By Bill Hoppe
Sabres goalie Jhonas Enroth, a quiet, diminutive rookie, stood before all his teammates in the dressing room Thursday, holding a special reward for his career-high 41-save performance in a 4-2 triumph, a player of the game helmet.
But the memento wasn’t free, you know, so the soft-spoken Swede, a man of few words, had to give a short speech.
“To him, it was like, ‘Good job, power play,’” Sabres coach Lindy Ruff said. “That’s it. End of the speech.”
Enroth had a point. The power play, mired in a one-of-17 funk, busted out for two goals in three tries. He also could’ve thanked agitator Patrick Kaleta, who fought a spirited bout early and scored the late winner against the hapless Columbus Blue Jackets. Enroth wouldn’t have been wrong acknowledging captain Jason Pominville, whose two-goal, three-point performance continued his scorching start.
Credit was due all around following the Sabres’ first win in three tries at the First Niagara Center this year. No one, however, deserved more than Enroth, who showcases a coolness few goalies possess.
“He puts a smile on your face because I don’t know if he ever gets excited,” Ruff said. “ … I think that’s what’s made him an effective goaltender. For his size (listed at 5-foot-10), he’s got this calmness, he’s got a patience about him that you don’t see out of many goaltenders.”
Enroth has won both appearances this season, bringing his career mark up to 11-3-2. Naturally, if he keeps up his recent exploits and starter Ryan Miller, brilliant this season other than a 4-3 loss Tuesday, falters at all, fans could start howling for more Enroth. It’s just the way sports work.

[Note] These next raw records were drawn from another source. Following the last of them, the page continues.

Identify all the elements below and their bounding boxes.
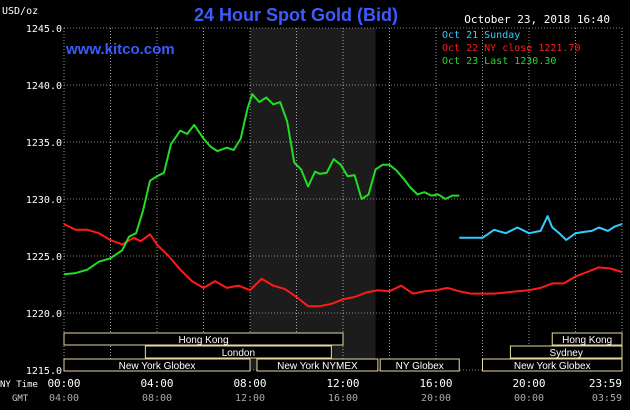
session-label: New York Globex [119, 361, 196, 372]
session-label: London [222, 348, 255, 359]
series-line-oct22 [63, 223, 623, 308]
gmt-label: GMT [12, 394, 29, 404]
legend: Oct 21 Sunday Oct 22 NY close 1221.70 Oc… [442, 30, 580, 67]
session-label: New York Globex [514, 361, 591, 372]
x-tick-label-ny: 12:00 [326, 377, 359, 390]
y-tick-label: 1245.0 [26, 24, 62, 35]
session-label: Sydney [550, 348, 583, 359]
x-tick-label-gmt: 16:00 [328, 393, 358, 404]
grid [63, 27, 623, 371]
session-label: NY Globex [396, 361, 444, 372]
y-tick-label: 1220.0 [26, 309, 62, 320]
legend-entry-oct22: Oct 22 NY close 1221.70 [442, 43, 580, 54]
x-tick-label-ny: 04:00 [140, 377, 173, 390]
session-bar [509, 345, 623, 359]
series-line-oct23 [63, 93, 460, 276]
legend-entry-oct21: Oct 21 Sunday [442, 30, 520, 41]
x-tick-label-gmt: 03:59 [592, 393, 622, 404]
session-bar [63, 358, 251, 372]
x-tick-label-ny: 20:00 [512, 377, 545, 390]
ny-time-label: NY Time [0, 380, 38, 390]
session-label: Hong Kong [178, 335, 228, 346]
x-tick-label-ny: 08:00 [233, 377, 266, 390]
x-tick-label-ny: 23:59 [589, 377, 622, 390]
session-bar [256, 358, 379, 372]
x-tick-label-ny: 00:00 [47, 377, 80, 390]
source-watermark: www.kitco.com [65, 41, 175, 58]
y-tick-label: 1240.0 [26, 81, 62, 92]
session-bar [144, 345, 332, 359]
x-tick-label-gmt: 20:00 [421, 393, 451, 404]
x-tick-label-ny: 16:00 [419, 377, 452, 390]
market-sessions: Hong Kong London New York Globex New York N… [63, 332, 623, 372]
series-lines [63, 93, 623, 308]
x-tick-label-gmt: 04:00 [49, 393, 79, 404]
nymex-shaded-region [250, 28, 376, 370]
y-tick-label: 1215.0 [26, 366, 62, 377]
x-tick-label-gmt: 08:00 [142, 393, 172, 404]
session-label: Hong Kong [562, 335, 612, 346]
chart-title: 24 Hour Spot Gold (Bid) [194, 5, 398, 25]
legend-entry-oct23: Oct 23 Last 1230.30 [442, 56, 556, 67]
y-tick-label: 1235.0 [26, 138, 62, 149]
y-tick-label: 1225.0 [26, 252, 62, 263]
y-axis: 1215.0 1220.0 1225.0 1230.0 1235.0 1240.0 1245… [26, 24, 62, 377]
session-bar [379, 358, 460, 372]
series-line-oct21 [459, 215, 623, 241]
session-bar [551, 332, 623, 346]
x-tick-label-gmt: 00:00 [514, 393, 544, 404]
session-label: New York NYMEX [277, 361, 358, 372]
unit-label: USD/oz [2, 6, 38, 17]
x-axis: 00:00 04:00 08:00 12:00 16:00 20:00 23:59 04:00… [47, 377, 622, 404]
chart-timestamp: October 23, 2018 16:40 [464, 13, 610, 26]
session-bar [63, 332, 344, 346]
x-tick-label-gmt: 12:00 [235, 393, 265, 404]
session-bar [482, 358, 623, 372]
y-tick-label: 1230.0 [26, 195, 62, 206]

“I started howling that tonight, so it shouldn’t be anyone else,” Ruff joked. “I started howling because, man, he was making save after save and we were giving up odd-numbered rush after odd-numbered rush. I think the good part is we can use both guys. He’s proven that he can get us wins. He’s going to get his time.”
He added later: “It just tells you if you don’t play well, you’re not going to win unless you get tremendous goaltending. We should’ve won the other night and didn’t. Tonight we probably should’ve lost and won.”
Enroth should play every third or fourth game, and Ruff, possibly half-kidding, said he knows when he starts again cries of a goaltending controversy could erupt.
For Enroth, who stopped 17 shots in the opening period, that thought “would be crazy.”
“Anybody knows that Ryan Miller is one of the top guys in the league,” Enroth said. “I don’t know how many wins he has (225), but I’ve only played 17 games now.”
Right now, Ruff said he wants a “line controversy going.” With seven more points from the Pominville, Thomas Vanek (three assists) and Luke Adam (one helper) combination, only one line’s truly humming.
Kaleta’s line, with Paul Gaustad and Nathan Gerbe, has been coming on, though.
“We need some of that controversy up front, where guys start battling for those types of jobs,” Ruff said.
Enroth’s main point, the power play, had been a focal point of practice all week. That work paid off early, as Brad Boyes scored 14:07 into the game, his second straight contest with a goal after enduring an 18-game drought.
Ruff recently put Boyes, an adept trigger man down low, on the top power-play unit. He scored from the left circle.
“That’s what our goal is, to try to see if we can get him over there where he can one-time pucks,” Ruff said.
Later in the first, Kaleta fought Cody Bass, body-slamming him to the ground at the end and bringing a roar from the capacity crowd of 18,690 fans. Cody McCormick and Bass scrapped again later in the period.
Pominville tallied 4:51 into the second period, but the Sabres blew a 2-0 home lead for the second straight game. Vaclav Prospal scored at 12:10, then Fedor Tyutin tied it 10:51 into the third period.
But Kaleta’s first regular-season goal since Dec. 27, a backhander from the left circle off a Gerbe feed, put the Sabres up 3-2 at 14:08.
“It all started early with my linemates getting in there,” Kaleta said. “I credit that goal to Gerbs and Goose. They did all the work. I was just lucky enough to finish it.”
Pominville’s power-play score at 17:36 cemented the win – and Enroth’s speech material.